Documentary Note on Herman and Elizabeth Melville's Marginalia in William Ellery Channing's Works.

Elizabeth Shaw Melville's set of The Works of William E. Channing (6 vols.) was presented to her by her father Lemuel Shaw at an unknown time between its publication in 1848 and Shaw's death on 30 March 1861. The absence of a presentation date by Shaw in all of the six front inscriptions makes it impossible to determine with any precision when pencil marginalia were inscribed in the set, including the single instance of marking and annotation verifiably by Herman Melville (and their subsequent erasure) on p. 123 of Vol. 3. Dawn Coleman presents the case that Melville inscribed the annotation between April 1849 and June 1850 ("Mahomet's Gospel" 85). The rest of the annotations in the set are almost certainly in Elizabeth Melville's hand and could represent readings undertaken by her at times between the publication date and her death in 1906.

The set was retained by family members after Elizabeth Melville's death in 1906, and it was among books presented in the 1940s to the New York Public Library by the Melvilles' granddaughter Frances Osborne. Throughout the second half of the 20th Century, the set was listed and indexed in Merton M. Sealts's "Check-List of Books Owned and Borrowed by Melville" (1948-50; 1966; and 1988) as "annotated by Elizabeth Melville," without explicit association with her husband. In 2013, Melville's hand was identified in Vol. 3 by MMO staff in response to research inquiries made with the project by Coleman, leading to classification of the set in the "Online Catalog" as "Marked and annotated by Herman Melville and Elizabeth Shaw Melville."

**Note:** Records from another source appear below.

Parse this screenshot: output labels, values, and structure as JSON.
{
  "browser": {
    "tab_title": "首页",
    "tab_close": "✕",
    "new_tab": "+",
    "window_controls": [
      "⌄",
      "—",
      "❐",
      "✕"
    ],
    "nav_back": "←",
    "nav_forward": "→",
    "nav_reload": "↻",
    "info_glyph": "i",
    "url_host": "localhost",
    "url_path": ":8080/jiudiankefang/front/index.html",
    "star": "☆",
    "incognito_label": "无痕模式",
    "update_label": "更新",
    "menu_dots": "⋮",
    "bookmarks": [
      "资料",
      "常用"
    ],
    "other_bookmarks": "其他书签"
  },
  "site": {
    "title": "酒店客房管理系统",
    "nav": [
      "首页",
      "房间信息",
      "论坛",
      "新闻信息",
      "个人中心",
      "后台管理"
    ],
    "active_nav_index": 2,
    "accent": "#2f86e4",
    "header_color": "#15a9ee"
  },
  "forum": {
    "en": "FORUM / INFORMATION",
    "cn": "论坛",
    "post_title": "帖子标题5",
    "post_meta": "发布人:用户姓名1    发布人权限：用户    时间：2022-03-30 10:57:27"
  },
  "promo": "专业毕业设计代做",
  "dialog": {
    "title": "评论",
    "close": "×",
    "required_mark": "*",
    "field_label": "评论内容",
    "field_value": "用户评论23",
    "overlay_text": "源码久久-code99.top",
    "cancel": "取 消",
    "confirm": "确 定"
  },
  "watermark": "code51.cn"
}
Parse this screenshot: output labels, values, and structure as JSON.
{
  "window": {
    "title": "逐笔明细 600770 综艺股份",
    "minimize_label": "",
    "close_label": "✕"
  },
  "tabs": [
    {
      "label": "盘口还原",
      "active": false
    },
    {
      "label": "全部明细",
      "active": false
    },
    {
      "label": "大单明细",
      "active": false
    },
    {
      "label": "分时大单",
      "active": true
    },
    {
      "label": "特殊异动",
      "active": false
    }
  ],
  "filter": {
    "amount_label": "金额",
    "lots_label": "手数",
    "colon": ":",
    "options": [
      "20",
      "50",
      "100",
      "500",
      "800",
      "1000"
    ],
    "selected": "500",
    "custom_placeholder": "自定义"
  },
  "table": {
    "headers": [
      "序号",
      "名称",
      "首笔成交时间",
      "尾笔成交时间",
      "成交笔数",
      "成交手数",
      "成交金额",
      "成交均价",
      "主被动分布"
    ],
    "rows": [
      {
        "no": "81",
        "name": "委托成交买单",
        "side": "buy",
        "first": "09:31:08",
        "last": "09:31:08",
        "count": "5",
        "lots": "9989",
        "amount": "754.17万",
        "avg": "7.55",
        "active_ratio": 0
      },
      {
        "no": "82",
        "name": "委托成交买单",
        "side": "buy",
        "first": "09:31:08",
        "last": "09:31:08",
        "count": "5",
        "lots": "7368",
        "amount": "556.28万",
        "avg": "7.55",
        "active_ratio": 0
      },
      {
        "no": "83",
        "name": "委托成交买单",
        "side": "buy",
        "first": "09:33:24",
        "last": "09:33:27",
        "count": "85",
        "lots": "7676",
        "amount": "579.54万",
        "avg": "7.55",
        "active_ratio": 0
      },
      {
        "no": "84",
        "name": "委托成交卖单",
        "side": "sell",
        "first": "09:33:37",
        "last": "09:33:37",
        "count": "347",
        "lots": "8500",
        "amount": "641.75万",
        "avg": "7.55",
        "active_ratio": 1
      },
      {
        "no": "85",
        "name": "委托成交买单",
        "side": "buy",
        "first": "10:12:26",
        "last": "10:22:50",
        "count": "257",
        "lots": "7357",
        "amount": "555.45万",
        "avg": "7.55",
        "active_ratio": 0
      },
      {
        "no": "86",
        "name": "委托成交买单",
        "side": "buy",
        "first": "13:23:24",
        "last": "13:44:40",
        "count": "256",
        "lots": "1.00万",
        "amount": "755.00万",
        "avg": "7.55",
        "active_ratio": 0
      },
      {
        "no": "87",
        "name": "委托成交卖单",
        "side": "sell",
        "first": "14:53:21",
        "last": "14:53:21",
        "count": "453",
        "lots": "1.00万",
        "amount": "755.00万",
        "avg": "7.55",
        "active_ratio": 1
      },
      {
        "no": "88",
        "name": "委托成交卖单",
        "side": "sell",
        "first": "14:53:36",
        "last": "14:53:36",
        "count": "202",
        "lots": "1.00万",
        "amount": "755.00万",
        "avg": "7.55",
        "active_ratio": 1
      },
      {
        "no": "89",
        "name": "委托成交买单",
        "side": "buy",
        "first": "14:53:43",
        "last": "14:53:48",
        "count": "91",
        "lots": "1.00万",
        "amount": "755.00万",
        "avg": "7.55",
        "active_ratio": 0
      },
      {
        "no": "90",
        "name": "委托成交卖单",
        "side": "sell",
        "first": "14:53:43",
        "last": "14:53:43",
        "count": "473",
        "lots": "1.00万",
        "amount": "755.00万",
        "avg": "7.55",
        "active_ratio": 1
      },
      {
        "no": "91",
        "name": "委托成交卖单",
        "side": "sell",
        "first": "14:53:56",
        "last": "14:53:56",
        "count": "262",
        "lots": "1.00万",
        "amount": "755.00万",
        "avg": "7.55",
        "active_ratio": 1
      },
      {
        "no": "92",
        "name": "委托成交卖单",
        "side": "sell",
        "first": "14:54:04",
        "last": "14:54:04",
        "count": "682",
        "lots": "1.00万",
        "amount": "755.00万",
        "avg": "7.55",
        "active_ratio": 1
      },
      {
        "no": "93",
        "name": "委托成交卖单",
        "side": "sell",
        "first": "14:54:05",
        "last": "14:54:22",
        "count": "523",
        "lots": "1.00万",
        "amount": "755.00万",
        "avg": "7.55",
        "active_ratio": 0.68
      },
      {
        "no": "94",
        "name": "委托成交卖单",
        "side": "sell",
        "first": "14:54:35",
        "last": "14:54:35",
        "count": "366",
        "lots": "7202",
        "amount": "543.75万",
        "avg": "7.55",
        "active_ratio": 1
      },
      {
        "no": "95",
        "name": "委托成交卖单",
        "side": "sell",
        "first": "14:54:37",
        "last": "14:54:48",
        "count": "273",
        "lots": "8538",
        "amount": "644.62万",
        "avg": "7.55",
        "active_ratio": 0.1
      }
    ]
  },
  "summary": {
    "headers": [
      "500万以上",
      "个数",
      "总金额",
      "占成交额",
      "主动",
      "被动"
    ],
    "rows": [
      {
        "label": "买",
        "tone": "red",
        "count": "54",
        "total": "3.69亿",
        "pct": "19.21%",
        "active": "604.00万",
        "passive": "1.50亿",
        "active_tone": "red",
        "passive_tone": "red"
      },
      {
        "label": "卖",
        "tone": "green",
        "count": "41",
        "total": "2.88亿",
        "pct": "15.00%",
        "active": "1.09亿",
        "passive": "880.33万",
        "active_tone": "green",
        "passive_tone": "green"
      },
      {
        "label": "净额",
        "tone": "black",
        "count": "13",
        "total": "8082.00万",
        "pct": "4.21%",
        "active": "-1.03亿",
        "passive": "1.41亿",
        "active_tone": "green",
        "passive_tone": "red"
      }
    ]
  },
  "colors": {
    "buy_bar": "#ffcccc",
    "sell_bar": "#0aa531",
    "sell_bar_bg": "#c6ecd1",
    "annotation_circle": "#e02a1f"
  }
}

Given the presence of annotations by both Herman and Elizabeth Melville, the abundance of pencil markings in the set cannot definitively be associated with one or the other annotator and may represent both hands. However, one reader's practice of inserting opening and closing parentheses and/or bars at the beginning- and end-points of passages (ie, Vol. 2, p. 370) does not correspond to known in-line methods of marking by Herman Melville, whose surviving marginalia include square brackets used in this fashion. The instances of parentheses and bars are therefore more likely to be in the hand of Elizabeth than of Herman Melville. Straight and broken scores are common in the set, and these varieties of marginalia appear frequently in books Melville owned and annotated. In the set of Channing's Works they could be in the hands of both readers. Apart from the erased marginalia by Melville on p. 123 of Vol. 3, where he used checkmarks to link one of his two annotations on the page to the text that prompted it, the set contains only two other instances of checkmarks, on pp. 54 and 68 of Vol. 5. To an extent allowed by the non-definitive character of markings, in shape and contour these appear characteristic of Melville's use of checkmarks in books owned by him, and his clear association with their only other use in the set at 3.123 suggests plausibly that the instances in Vol. 5 are also by him. As with other markings, however, their generic character forbids explicit association with one reader or the other.

Apart from the annotation and reference marks documented at 3.123, then, pencil markings in the set of Channing's Works are classified in this digital copy as being in the hand of either Herman Melville or Elizabeth Shaw Melville. Inscribed pages, furthermore, are labeled as such in the digital copy even where the annotator is identified as Elizabeth (or, in the case of the front inscriptions, Lemuel Shaw) rather than Herman. This departure from existing editorial policy (where marginalia in later hands are typically unlabeled in page names so as to clearly disassociate markings and annotations by subsequent owners from Melville's) is warranted by the close association and contemporaneity of the marginalia in this set, and by the convenience it affords users who may wish to study Elizabeth Melville's marginalia. As with all digital copies in this archive displaying marginalia by different hands, users should practice caution while endeavoring to study either reader's engagement with Channing's Works.

Preserved within Vols. 1 and 3 of the set are clippings of three items from unidentified newspapers: in Vol. 1, the poem "Channing," by Henry Theodore Tuckerman, dated 14 March 1868 and reprinted from the Liberal Christian, and in Vol. 2, an undated notice of litigation concerning international copyright and an undated essay by W. H. Furness entitled "Reminiscences of Dr. Channing."

Publication: Melville's Marginalia Online, 2015.

Selected studies of Melville that cite this copy: Dawn Coleman, "Mahomet's Gospel and Other Revelations: Discovering Melville's Hand in The Works of William E. Channing," Leviathan: A Journal of Melville Studies 17.2 (June 2015), 74-88.